Il dialogo sociale in un contesto di libertà religiosa 255. I Padri sinodali hanno ricordato l’importanza del rispetto per la libertà religiosa, considerata come un diritto umano fondamentale. Essa comprende «la libertà di scegliere la religione che si considera vera e di manifestare pubblicamente la propria fede». Un sano pluralismo, che davvero rispetti gli altri ed i valori come tali, non implica una privatizzazione delle religioni, con la pretesa di ridurle al silenzio e all’oscurità della coscienza di ciascuno, o alla marginalità del recinto chiuso delle chiese, delle sinagoghe o delle moschee. Si tratterebbe, in definitiva, di una nuova forma di discriminazione e di autoritarismo. Il rispetto dovuto alle minoranze di agnostici o di non credenti non deve imporsi in un modo arbitrario che metta a tacere le convinzioni di maggioranze credenti o ignori la ricchezza delle tradizioni religiose. Questo alla lunga fomenterebbe più il risentimento che la tolleranza e la pace.

256. Al momento di interrogarsi circa l’incidenza pubblica della religione, bisogna distinguere diversi modi di viverla. Sia gli intellettuali sia i commenti giornalistici cadono frequentemente in grossolane e poco accademiche generalizzazioni quando parlano dei difetti delle religioni e molte volte non sono in grado di distinguere che non tutti i credenti – né tutte le autorità religiose – sono uguali. (…) Altre volte si disprezzano gli scritti che sono sorti nell’ambito di una convinzione credente, dimenticando che i testi religiosi classici possono offrire un significato destinato a tutte le epoche, posseggono una forza motivante che apre sempre nuovi orizzonti, stimola il pensiero, allarga la mente e la sensibilità. (…). Portano in sé principi profondamente umanistici, che hanno un valore razionale benché siano pervasi di simboli e dottrine religiose.

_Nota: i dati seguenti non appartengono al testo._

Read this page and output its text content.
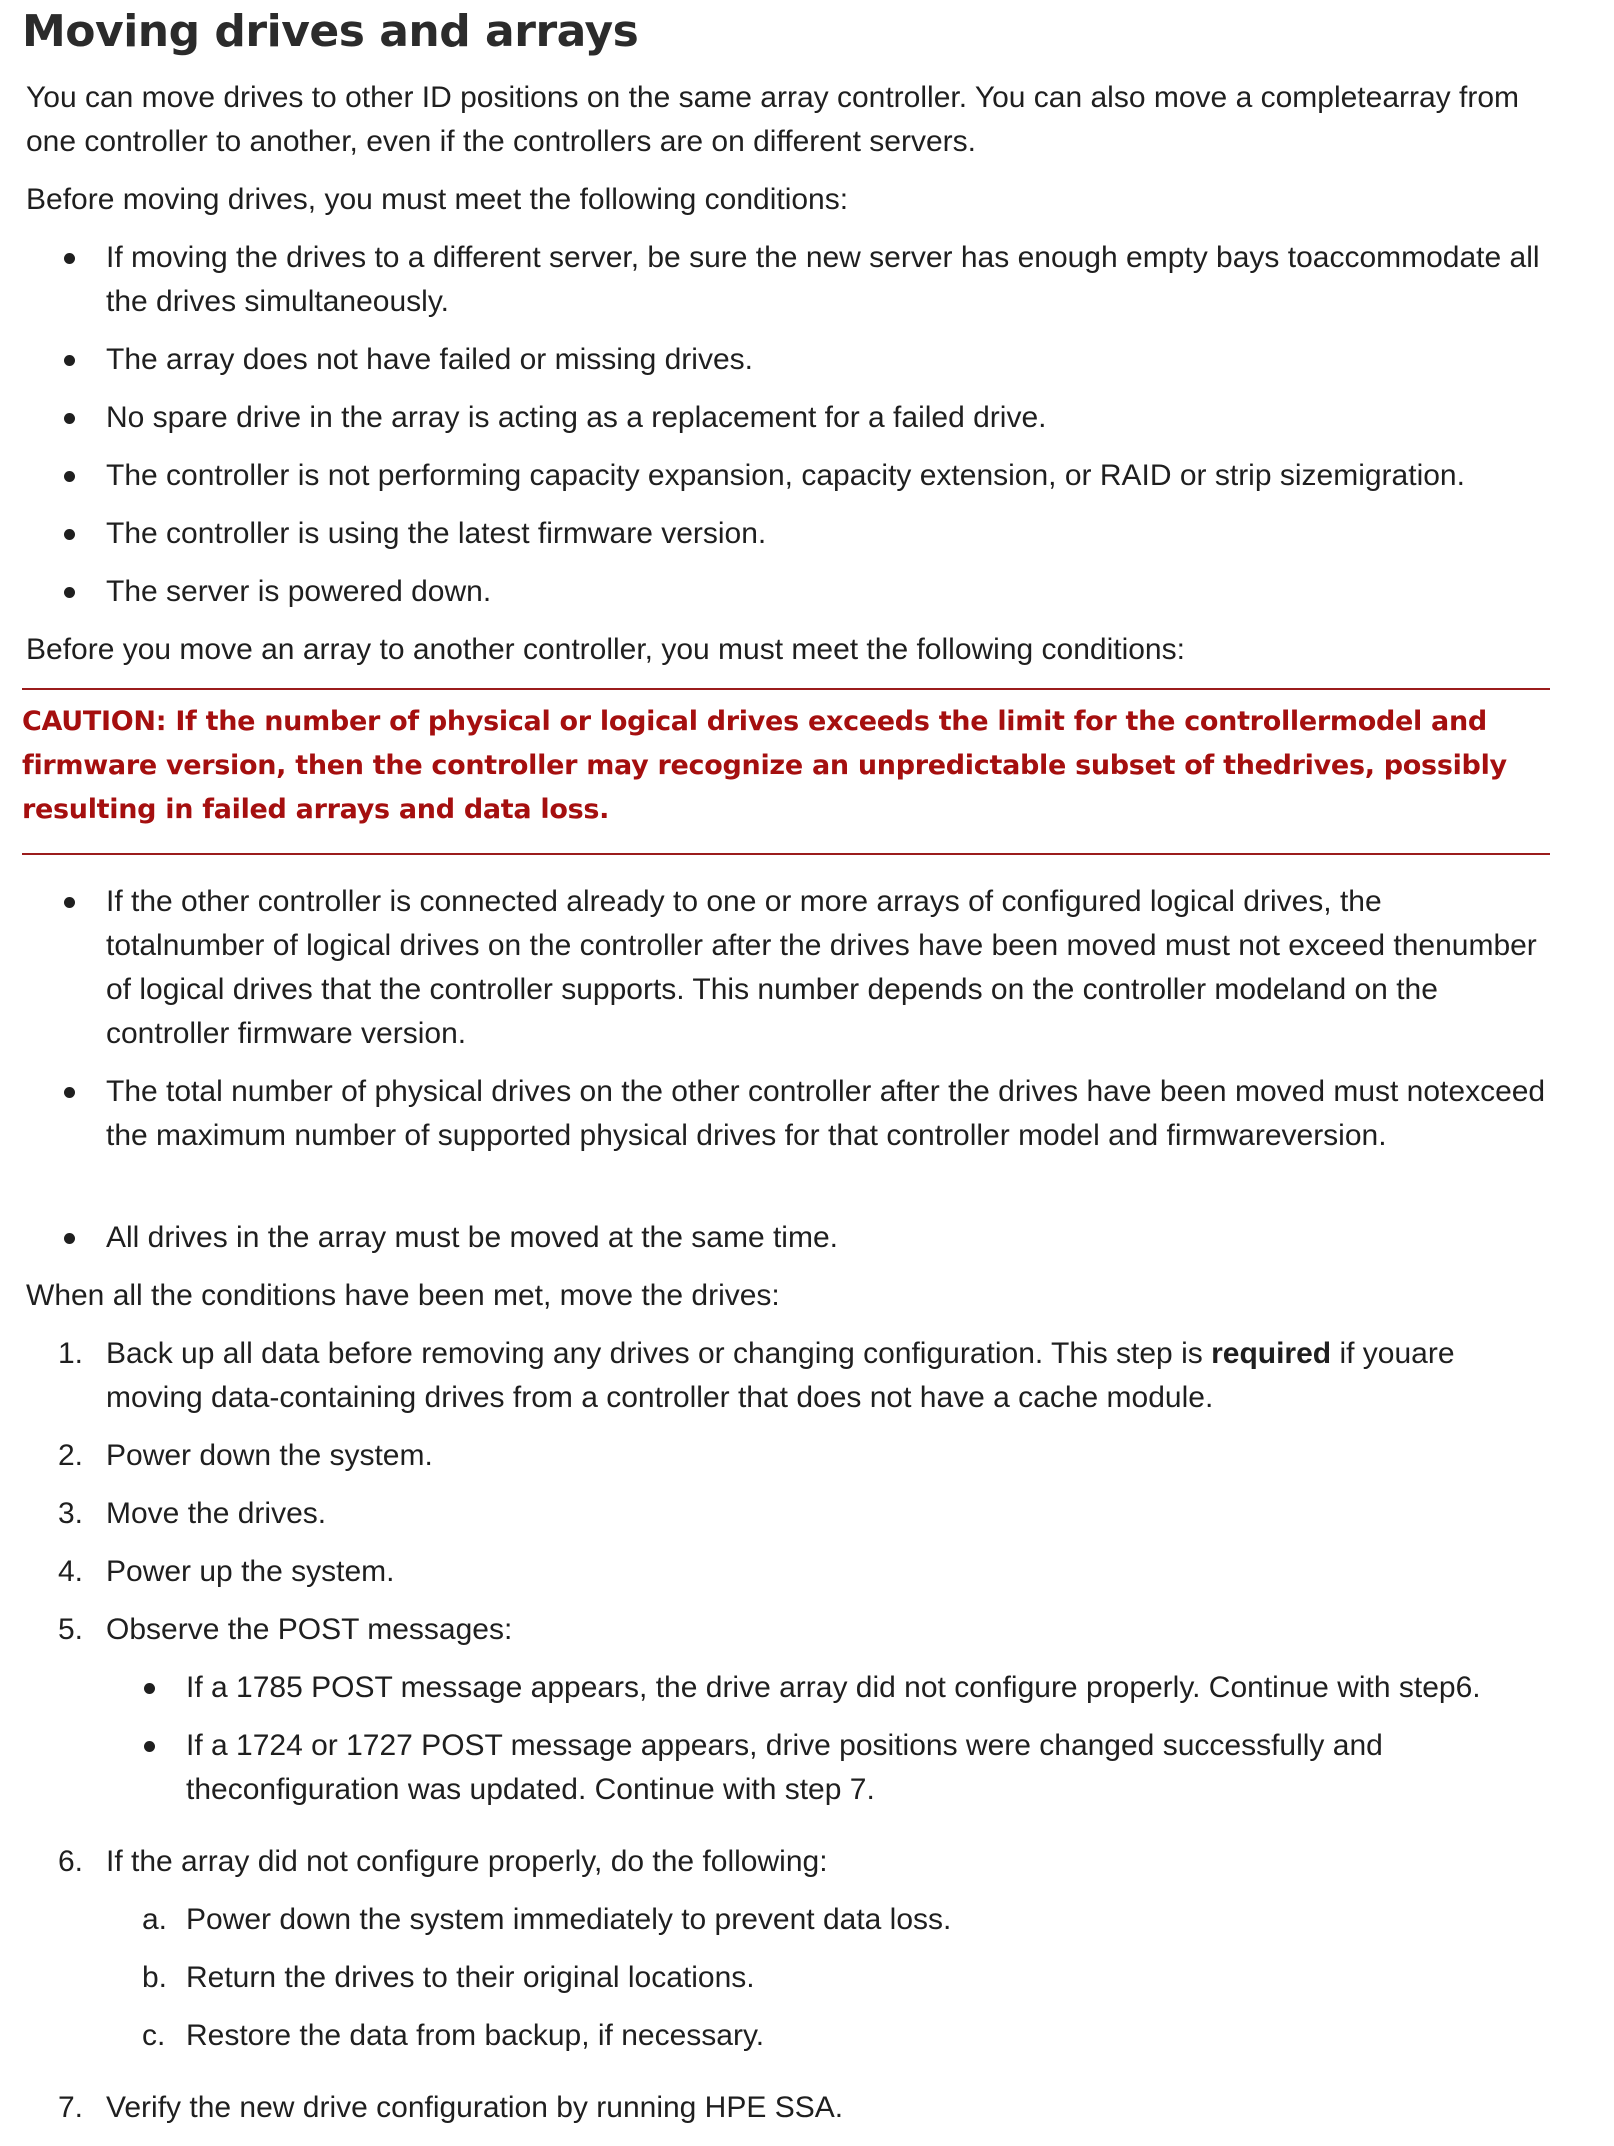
Moving drives and arrays

You can move drives to other ID positions on the same array controller. You can also move a completearray from one controller to another, even if the controllers are on different servers.

Before moving drives, you must meet the following conditions:

If moving the drives to a different server, be sure the new server has enough empty bays toaccommodate all the drives simultaneously.

The array does not have failed or missing drives.

No spare drive in the array is acting as a replacement for a failed drive.

The controller is not performing capacity expansion, capacity extension, or RAID or strip sizemigration.

The controller is using the latest firmware version.

The server is powered down.

Before you move an array to another controller, you must meet the following conditions:

CAUTION: If the number of physical or logical drives exceeds the limit for the controllermodel and firmware version, then the controller may recognize an unpredictable subset of thedrives, possibly resulting in failed arrays and data loss.

If the other controller is connected already to one or more arrays of configured logical drives, the totalnumber of logical drives on the controller after the drives have been moved must not exceed thenumber of logical drives that the controller supports. This number depends on the controller modeland on the controller firmware version.

The total number of physical drives on the other controller after the drives have been moved must notexceed the maximum number of supported physical drives for that controller model and firmwareversion.

All drives in the array must be moved at the same time.

When all the conditions have been met, move the drives:

1. Back up all data before removing any drives or changing configuration. This step is required if youare moving data-containing drives from a controller that does not have a cache module.

2. Power down the system.

3. Move the drives.

4. Power up the system.

5. Observe the POST messages:

If a 1785 POST message appears, the drive array did not configure properly. Continue with step6.

If a 1724 or 1727 POST message appears, drive positions were changed successfully and theconfiguration was updated. Continue with step 7.

6. If the array did not configure properly, do the following:

a. Power down the system immediately to prevent data loss.

b. Return the drives to their original locations.

c. Restore the data from backup, if necessary.

7. Verify the new drive configuration by running HPE SSA.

257. Come credenti ci sentiamo vicini anche a quanti, non riconoscendosi parte di alcuna tra- dizione religiosa, cercano sinceramente la verità, la bontà e la bellezza, che per noi trovano la loro massima espressione e la loro fonte in Dio. Li sentiamo come preziosi alleati nell’impegno per la difesa della dignità umana, nella costruzione di una convivenza pacifica tra i popoli e nella custodia del creato. Uno spazio peculiare è quello dei cosiddetti nuovi Areopaghi, come il “Cortile dei Gentili”, dove «credenti e non credenti possono dialogare sui temi fondamentali dell’etica, dell’arte, e della scienza, e sulla ricerca della trascendenza». Anche questa è una via di pace per il nostro mondo ferito.